I think it's the first time I've ever seen a bird like that - the kind of bird that should be frozen in the middle of a picturesque marsh, patiently waiting for a fish - that close to a highway.

My first thought was, sadly, that the egret wasn't really in my world, I was in its world - as we've shaped it.

I'm basing this on the likely fact that there was a whole lot more marshland where Hwy. 17 currently is and the egret's former home could possibly be buried underneath a local business on the side of the highway.

I've recently been reading a fantastic book - I'd recommend it to any nerdy environmental person like myself - called A Walk in the Woods by Bill Bryson.

The book is a first person narrative, non-fictional 'journal,' if you will, about Bryson's decision to hike the Appalachian Trail.

I'm about halfway through the book and he just decided that he's not going to hike the entire 2,000-some odd mile trek. He made it from Georgia to nearly Nashville and is currently driving to Virginia, where he'll start hiking again (I assume). The book is full of so many interesting facts, I've honestly found it fascinating.

Last night, Bryson informed me that half of all - yes, all - the offices and malls standing in America today were built no later than 1980 - that's just a few years older than me and I'd like to think I'm not that old. Eighty percent of all the nation's housing stock dates back to 1945. And of all the motel rooms in America, 230,000 were built in the last 15 years. We've been awfully busy people, haven't we?

Another one of Bryson's tidbits of information immediately came to mind when I saw that egret fly over the highway this week.

While my first thought was that the egret was crossing Hwy. 17 out of a lack of its own natural territory, Bryson gave me a little good news.

Bryson points out that - despite the fact that it might sometimes seem like we're working in overdrive to develop every last corner of the earth - there is actually quite a lot of nature left. I found this to be very heartening. In fact - it genuinely made me feel better after I read it.
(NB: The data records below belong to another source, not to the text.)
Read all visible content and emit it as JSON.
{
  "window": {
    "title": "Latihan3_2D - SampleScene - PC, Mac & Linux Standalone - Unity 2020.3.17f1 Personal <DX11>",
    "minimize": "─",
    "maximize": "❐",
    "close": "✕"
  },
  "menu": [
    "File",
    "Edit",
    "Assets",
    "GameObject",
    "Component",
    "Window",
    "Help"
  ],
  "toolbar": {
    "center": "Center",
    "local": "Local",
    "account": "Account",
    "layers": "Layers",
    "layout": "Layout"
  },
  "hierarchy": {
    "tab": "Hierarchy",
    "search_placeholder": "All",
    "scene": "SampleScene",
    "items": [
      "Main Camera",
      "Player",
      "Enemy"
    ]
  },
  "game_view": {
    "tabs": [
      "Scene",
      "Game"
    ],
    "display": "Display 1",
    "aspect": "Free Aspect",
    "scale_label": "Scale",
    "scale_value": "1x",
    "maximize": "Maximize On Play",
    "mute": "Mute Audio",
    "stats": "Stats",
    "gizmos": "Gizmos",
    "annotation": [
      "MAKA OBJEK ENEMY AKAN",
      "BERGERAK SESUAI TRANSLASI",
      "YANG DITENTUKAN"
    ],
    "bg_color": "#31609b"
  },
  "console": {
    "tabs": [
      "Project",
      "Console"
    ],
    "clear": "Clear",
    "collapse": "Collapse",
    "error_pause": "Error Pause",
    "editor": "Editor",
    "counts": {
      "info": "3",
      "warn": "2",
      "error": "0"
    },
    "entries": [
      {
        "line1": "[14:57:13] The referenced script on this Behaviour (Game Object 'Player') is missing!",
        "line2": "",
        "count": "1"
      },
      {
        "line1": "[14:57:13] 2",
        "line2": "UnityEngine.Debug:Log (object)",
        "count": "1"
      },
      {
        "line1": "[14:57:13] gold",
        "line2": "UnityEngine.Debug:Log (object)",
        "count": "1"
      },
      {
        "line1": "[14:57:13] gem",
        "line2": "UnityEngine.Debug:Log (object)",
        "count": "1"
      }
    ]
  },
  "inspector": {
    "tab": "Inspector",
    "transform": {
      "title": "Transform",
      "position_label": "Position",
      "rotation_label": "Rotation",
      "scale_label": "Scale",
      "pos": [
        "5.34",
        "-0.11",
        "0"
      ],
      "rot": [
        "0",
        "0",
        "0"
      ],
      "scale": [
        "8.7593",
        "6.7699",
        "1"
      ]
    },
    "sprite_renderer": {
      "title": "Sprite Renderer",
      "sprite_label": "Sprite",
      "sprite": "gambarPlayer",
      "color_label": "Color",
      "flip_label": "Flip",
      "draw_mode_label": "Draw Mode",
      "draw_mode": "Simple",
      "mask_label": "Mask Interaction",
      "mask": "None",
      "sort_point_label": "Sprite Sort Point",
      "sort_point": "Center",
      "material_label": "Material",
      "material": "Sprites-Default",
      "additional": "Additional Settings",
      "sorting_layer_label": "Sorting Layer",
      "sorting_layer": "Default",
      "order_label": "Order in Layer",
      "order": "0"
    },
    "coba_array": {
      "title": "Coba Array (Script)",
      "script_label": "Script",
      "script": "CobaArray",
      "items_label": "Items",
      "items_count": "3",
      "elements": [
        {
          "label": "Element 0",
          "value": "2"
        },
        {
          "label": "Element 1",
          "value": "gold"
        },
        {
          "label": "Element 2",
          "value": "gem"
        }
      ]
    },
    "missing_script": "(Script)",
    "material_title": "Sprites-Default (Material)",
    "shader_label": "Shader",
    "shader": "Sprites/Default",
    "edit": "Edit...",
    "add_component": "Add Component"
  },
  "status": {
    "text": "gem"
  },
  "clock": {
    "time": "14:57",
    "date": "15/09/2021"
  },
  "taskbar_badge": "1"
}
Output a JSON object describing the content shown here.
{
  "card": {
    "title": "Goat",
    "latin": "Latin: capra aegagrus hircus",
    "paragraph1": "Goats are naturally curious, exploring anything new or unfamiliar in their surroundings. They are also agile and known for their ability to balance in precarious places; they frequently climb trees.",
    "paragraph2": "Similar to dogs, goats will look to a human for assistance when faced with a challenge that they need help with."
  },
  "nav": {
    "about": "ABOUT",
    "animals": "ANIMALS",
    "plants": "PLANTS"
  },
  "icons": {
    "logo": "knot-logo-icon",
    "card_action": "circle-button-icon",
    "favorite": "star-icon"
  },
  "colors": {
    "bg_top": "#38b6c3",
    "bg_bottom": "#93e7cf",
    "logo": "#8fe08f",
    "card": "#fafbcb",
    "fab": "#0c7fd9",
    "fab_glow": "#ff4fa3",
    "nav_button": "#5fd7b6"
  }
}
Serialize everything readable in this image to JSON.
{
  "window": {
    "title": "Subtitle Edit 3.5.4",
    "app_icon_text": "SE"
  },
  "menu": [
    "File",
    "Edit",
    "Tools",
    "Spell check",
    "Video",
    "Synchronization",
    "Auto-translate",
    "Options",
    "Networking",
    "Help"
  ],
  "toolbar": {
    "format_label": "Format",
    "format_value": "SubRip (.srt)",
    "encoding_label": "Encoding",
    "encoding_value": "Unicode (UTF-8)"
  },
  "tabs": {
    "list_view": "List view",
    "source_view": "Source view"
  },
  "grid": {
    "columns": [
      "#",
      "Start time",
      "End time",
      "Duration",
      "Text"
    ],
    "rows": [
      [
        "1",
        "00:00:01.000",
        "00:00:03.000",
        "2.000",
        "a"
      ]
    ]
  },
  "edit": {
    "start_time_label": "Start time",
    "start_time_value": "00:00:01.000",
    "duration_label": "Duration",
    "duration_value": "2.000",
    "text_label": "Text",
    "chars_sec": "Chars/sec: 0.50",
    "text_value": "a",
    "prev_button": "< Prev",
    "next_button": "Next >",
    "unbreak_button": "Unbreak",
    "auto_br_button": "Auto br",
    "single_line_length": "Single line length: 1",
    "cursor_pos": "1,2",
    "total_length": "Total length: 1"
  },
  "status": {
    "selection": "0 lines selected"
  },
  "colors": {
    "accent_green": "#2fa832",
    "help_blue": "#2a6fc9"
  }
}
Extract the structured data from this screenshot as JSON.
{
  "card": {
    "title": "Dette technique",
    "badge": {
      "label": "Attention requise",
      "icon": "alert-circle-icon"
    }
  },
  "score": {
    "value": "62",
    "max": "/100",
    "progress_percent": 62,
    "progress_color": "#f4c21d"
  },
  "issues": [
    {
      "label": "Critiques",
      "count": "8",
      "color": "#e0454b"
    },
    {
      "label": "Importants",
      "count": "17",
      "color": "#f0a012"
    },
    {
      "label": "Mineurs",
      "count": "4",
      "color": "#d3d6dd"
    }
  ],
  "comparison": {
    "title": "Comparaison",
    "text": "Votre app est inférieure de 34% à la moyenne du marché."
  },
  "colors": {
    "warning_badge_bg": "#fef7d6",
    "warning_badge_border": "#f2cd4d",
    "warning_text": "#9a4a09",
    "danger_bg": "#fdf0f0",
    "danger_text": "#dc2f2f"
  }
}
One-third of the landscape of the lower 48 states is covered in trees, estimated to be about 728 million acres in all. Maine alone has 10 million uninhabited acres - an area larger than the country of Belgium without a single resident.

But there's one slight problem: Bryson wrote this book in 1998.

I have concerns, in the last 10 years, about how much of that land has since been taken over by us... How many egrets have been left to make homes on the sides of highways?

 

Jessica Holthaus is a reporter for the Bryan County News.